Чанакья низко поклонился, они с дядей обнялись, перебросились парой фраз, после чего племянник живо удалился. Хин не стал дожидаться, пока ему сделают знак подойти, и сам направился ко второй скамье. Зеркальный пол здесь натирали с таким усердием, что уан рисковал поскользнуться, оттого и двигался странно: не перенося вес, как обычно, с пятки на носок, а пытаясь встать на всю стопу сразу. Каблуки возмущались, выдавая вместо дробного отчётливого стука, свойственного горделивой поступи, смущённое шарканье, шорох, повизгивание застрявших песчинок. Хин понял, отчего Эрлих сам не пошёл ему навстречу. В этот самый момент потомок эльфов улыбнулся, словно умел слышать чужие мысли.

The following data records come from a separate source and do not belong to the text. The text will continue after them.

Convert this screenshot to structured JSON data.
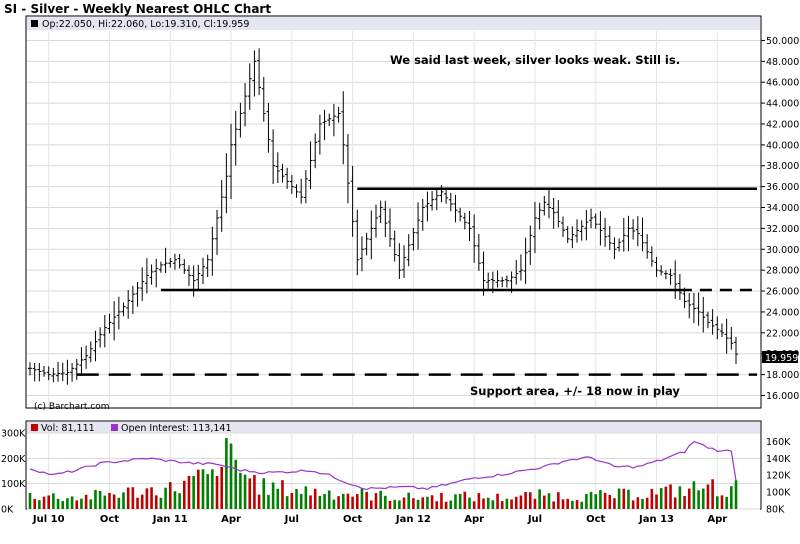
{
  "header": {
    "title": "SI - Silver - Weekly Nearest OHLC Chart",
    "ohlc_readout": "Op:22.050, Hi:22.060, Lo:19.310, Cl:19.959",
    "credit": "(c) Barchart.com",
    "last_value_label": "19.959"
  },
  "annotations": {
    "top_note": "We said last week, silver looks weak.  Still is.",
    "support_note": "Support area, +/- 18 now in play"
  },
  "colors": {
    "up_volume": "#c00000",
    "down_volume": "#008000",
    "open_interest": "#9933cc",
    "bars": "#000000",
    "legend_band": "#e6e6f2"
  },
  "chart_data": [
    {
      "type": "line",
      "title": "SI - Silver - Weekly Nearest OHLC Chart",
      "subtitle": "Op:22.050, Hi:22.060, Lo:19.310, Cl:19.959",
      "xlabel": "",
      "ylabel": "",
      "ylim": [
        14.8,
        51
      ],
      "y_ticks": [
        "16.000",
        "18.000",
        "20.000",
        "22.000",
        "24.000",
        "26.000",
        "28.000",
        "30.000",
        "32.000",
        "34.000",
        "36.000",
        "38.000",
        "40.000",
        "42.000",
        "44.000",
        "46.000",
        "48.000",
        "50.000"
      ],
      "x_ticks": [
        "Jul 10",
        "Oct",
        "Jan 11",
        "Apr",
        "Jul",
        "Oct",
        "Jan 12",
        "Apr",
        "Jul",
        "Oct",
        "Jan 13",
        "Apr"
      ],
      "n_weeks": 152,
      "grid": true,
      "close_knots_week": [
        0,
        4,
        8,
        12,
        16,
        20,
        25,
        28,
        31,
        35,
        38,
        40,
        42,
        43,
        45,
        48,
        52,
        56,
        58,
        62,
        66,
        67,
        70,
        75,
        79,
        84,
        88,
        94,
        97,
        102,
        105,
        108,
        110,
        112,
        115,
        120,
        125,
        128,
        130,
        134,
        137,
        140,
        143,
        145,
        148,
        150,
        151
      ],
      "close_knots_value": [
        18.6,
        18.0,
        18.2,
        19.8,
        22.5,
        24.5,
        27.5,
        28.5,
        29,
        27,
        29,
        33,
        37,
        40,
        43,
        48,
        38,
        36,
        35,
        42,
        43,
        40,
        29,
        34,
        28,
        34,
        35.5,
        32,
        27,
        27,
        28,
        33,
        34.5,
        33.5,
        31,
        33,
        30,
        32,
        31.5,
        28,
        27.5,
        25,
        24,
        23,
        22,
        21,
        19.96
      ],
      "annotation_lines": [
        {
          "label": "resistance",
          "y": 35.8,
          "from_week": 70,
          "to_week": 151,
          "style": "solid"
        },
        {
          "label": "support-mid",
          "y": 26.1,
          "from_week": 28,
          "to_week": 139,
          "style": "solid"
        },
        {
          "label": "support-mid-ext",
          "y": 26.1,
          "from_week": 139,
          "to_week": 151,
          "style": "dashed"
        },
        {
          "label": "support-low",
          "y": 18.0,
          "from_week": 10,
          "to_week": 151,
          "style": "dashed"
        }
      ]
    },
    {
      "type": "bar",
      "title": "",
      "legend": [
        {
          "name": "Vol: 81,111",
          "color": "#c00000"
        },
        {
          "name": "Open Interest: 113,141",
          "color": "#9933cc"
        }
      ],
      "ylim_volume": [
        0,
        300000
      ],
      "volume_ticks": [
        "0K",
        "100K",
        "200K",
        "300K"
      ],
      "ylim_open_interest": [
        80000,
        170000
      ],
      "open_interest_ticks": [
        "80K",
        "100K",
        "120K",
        "140K",
        "160K"
      ],
      "volume_knots_week": [
        0,
        10,
        20,
        30,
        38,
        40,
        41,
        43,
        45,
        50,
        55,
        60,
        70,
        80,
        90,
        100,
        110,
        120,
        130,
        140,
        145,
        150,
        151
      ],
      "volume_knots_value": [
        55000,
        45000,
        65000,
        80000,
        130000,
        110000,
        260000,
        200000,
        150000,
        85000,
        80000,
        70000,
        60000,
        45000,
        50000,
        45000,
        55000,
        50000,
        60000,
        75000,
        90000,
        70000,
        81111
      ],
      "open_interest_knots_week": [
        0,
        5,
        10,
        15,
        20,
        25,
        30,
        35,
        40,
        45,
        50,
        55,
        60,
        64,
        68,
        72,
        76,
        80,
        85,
        90,
        95,
        100,
        105,
        110,
        115,
        120,
        125,
        130,
        135,
        140,
        142,
        145,
        148,
        150,
        151
      ],
      "open_interest_knots_value": [
        128000,
        120000,
        126000,
        134000,
        137000,
        140000,
        137000,
        134000,
        133000,
        126000,
        123000,
        124000,
        126000,
        120000,
        111000,
        104000,
        105000,
        106000,
        104000,
        110000,
        117000,
        120000,
        125000,
        130000,
        138000,
        141000,
        130000,
        130000,
        138000,
        148000,
        160000,
        153000,
        148000,
        150000,
        113141
      ]
    }
  ]
}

Эхо играло с самим собою, наводя на мысли о цене одиночества: многократно отражало любой звук, самый тихий и отчётливый шёпот возводя в ранг грохота. Человек, стоявший в десяти шагах уже не разобрал бы сказанного.
Одно из окон наверху было приоткрыто. Лёгкий ветерок перебирал кудри Эрлиха, соломенно-серые от пыли, гонял по сияющему полу песчинки и пару несчастных жуков, доносил дерущий горло запах безводного полдня.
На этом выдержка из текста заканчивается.